Making sure you keep your promises to customers

From a customer point of view, a company breaking a promise to them instantly destroys trust and faith and it can take a long time to rebuild the relationship.

And it happens in many businesses. The key reasons are either that the business does not understand what promises the customer thinks they have made or that they have relied on third-party providers to fulfil part of the promise and either have not set clear service standards or just have not monitored that the third party performs to the required standard.

To avoid getting this type of complaint, you need to do 2 things:

First, understand which promises customers are likely to think you make.

This needs a review of any customer-facing material such as brochures, product information, website, social media sites as well as any staff scripts you use. When you review the material, you need to think as a customer would.

That means assuming a lower level of knowledge than you currently have as the business owner. It is advisable to have someone who has little knowledge of the business or product to review the material, as well as yourself. They need to read the material, asking themselves “Is this a promise?” and “What does this mean to me?”.

You also need to be aware that there are two types of promise – explicit and implicit. An example of an explicit promise is “Our store is open Monday to Saturday from 9am to 5pm apart from Bank Holidays”. Explicit promises are easy to spot as they give clear, factual information. In this example, a customer would expect to be able to visit your store anytime between 9am and 5pm, find it open and be able to buy from you. What about lunchtime though? If you are a sole trader do you close for an hour for lunch? What would a customer think if they found the store closed when they visited?

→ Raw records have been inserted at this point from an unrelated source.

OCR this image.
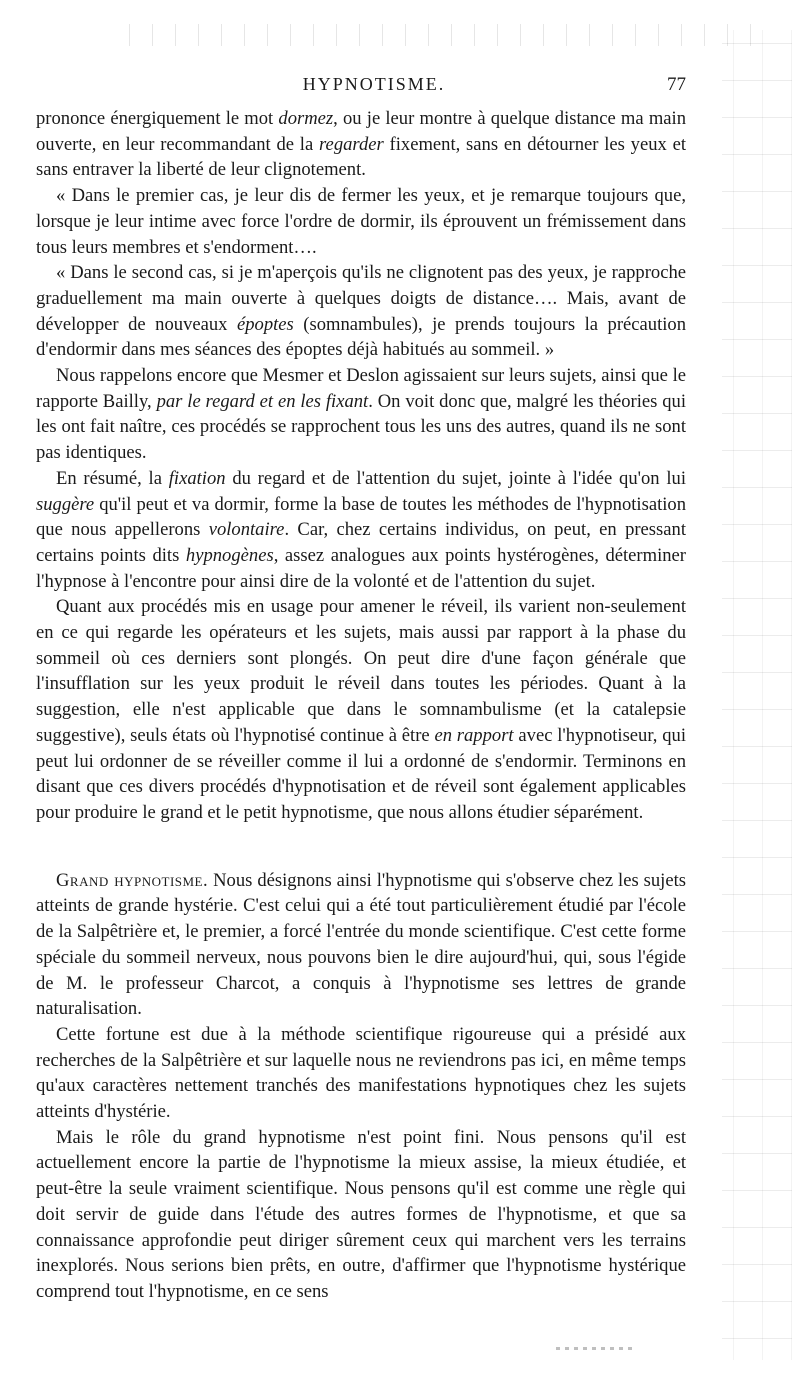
HYPNOTISME.	77

prononce énergiquement le mot dormez, ou je leur montre à quelque distance ma main ouverte, en leur recommandant de la regarder fixement, sans en détourner les yeux et sans entraver la liberté de leur clignotement.

« Dans le premier cas, je leur dis de fermer les yeux, et je remarque toujours que, lorsque je leur intime avec force l'ordre de dormir, ils éprouvent un frémissement dans tous leurs membres et s'endorment….

« Dans le second cas, si je m'aperçois qu'ils ne clignotent pas des yeux, je rapproche graduellement ma main ouverte à quelques doigts de distance…. Mais, avant de développer de nouveaux époptes (somnambules), je prends toujours la précaution d'endormir dans mes séances des époptes déjà habitués au sommeil. »

Nous rappelons encore que Mesmer et Deslon agissaient sur leurs sujets, ainsi que le rapporte Bailly, par le regard et en les fixant. On voit donc que, malgré les théories qui les ont fait naître, ces procédés se rapprochent tous les uns des autres, quand ils ne sont pas identiques.

En résumé, la fixation du regard et de l'attention du sujet, jointe à l'idée qu'on lui suggère qu'il peut et va dormir, forme la base de toutes les méthodes de l'hypnotisation que nous appellerons volontaire. Car, chez certains individus, on peut, en pressant certains points dits hypnogènes, assez analogues aux points hystérogènes, déterminer l'hypnose à l'encontre pour ainsi dire de la volonté et de l'attention du sujet.

Quant aux procédés mis en usage pour amener le réveil, ils varient non-seulement en ce qui regarde les opérateurs et les sujets, mais aussi par rapport à la phase du sommeil où ces derniers sont plongés. On peut dire d'une façon générale que l'insufflation sur les yeux produit le réveil dans toutes les périodes. Quant à la suggestion, elle n'est applicable que dans le somnambulisme (et la catalepsie suggestive), seuls états où l'hypnotisé continue à être en rapport avec l'hypnotiseur, qui peut lui ordonner de se réveiller comme il lui a ordonné de s'endormir. Terminons en disant que ces divers procédés d'hypnotisation et de réveil sont également applicables pour produire le grand et le petit hypnotisme, que nous allons étudier séparément.

Grand hypnotisme. Nous désignons ainsi l'hypnotisme qui s'observe chez les sujets atteints de grande hystérie. C'est celui qui a été tout particulièrement étudié par l'école de la Salpêtrière et, le premier, a forcé l'entrée du monde scientifique. C'est cette forme spéciale du sommeil nerveux, nous pouvons bien le dire aujourd'hui, qui, sous l'égide de M. le professeur Charcot, a conquis à l'hypnotisme ses lettres de grande naturalisation.

Cette fortune est due à la méthode scientifique rigoureuse qui a présidé aux recherches de la Salpêtrière et sur laquelle nous ne reviendrons pas ici, en même temps qu'aux caractères nettement tranchés des manifestations hypnotiques chez les sujets atteints d'hystérie.

Mais le rôle du grand hypnotisme n'est point fini. Nous pensons qu'il est actuellement encore la partie de l'hypnotisme la mieux assise, la mieux étudiée, et peut-être la seule vraiment scientifique. Nous pensons qu'il est comme une règle qui doit servir de guide dans l'étude des autres formes de l'hypnotisme, et que sa connaissance approfondie peut diriger sûrement ceux qui marchent vers les terrains inexplorés. Nous serions bien prêts, en outre, d'affirmer que l'hypnotisme hystérique comprend tout l'hypnotisme, en ce sens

Implicit promises are much more difficult. These are where what you have said causes the customer to think you have made a promise when perhaps you did not intend to.

For example, you may describe a product as “easy to use” or simple”. You may talk about quality. What do you mean by that? What would your customers think you mean? You may think that a product is easy to use because it only takes 10 minutes to set up and start to use. You may think that having a detailed instruction booklet makes it easy.

But, would a customer think that? Would they expect to be able to use the product straight out of the box without spending any time setting it up? Would they expect any instructions to be shown on the product itself without having to refer to a booklet?

Once you have found all the explicit and implicit promises you have made, review what actually happens to make sure you live up to the customer expectations you set. Where that involves third parties (such as delivery services etc), try to have clear service standards so they, and you, know what is expected. Keep those standards in mind when you review the promises you make. If you are dealing with a large third-party supplier, it is very unlikely that they will agree to a set of service standards with you, but they should already have a set of standards that they use for all their customers. If they do not, look for another supplier!

Where you cannot negotiate with a third party supplier, make sure you know what their service standards are and that the promises you make to your customers are in line with them.

And finally, sometimes we all break promises. Customers understand that, but they do expect companies to acknowledge that a promise has been broken. They expect companies to apologise that they have let them down. They expect companies to understand the impact that the broken promise has had on the customer. And they expect the company to work to put it right!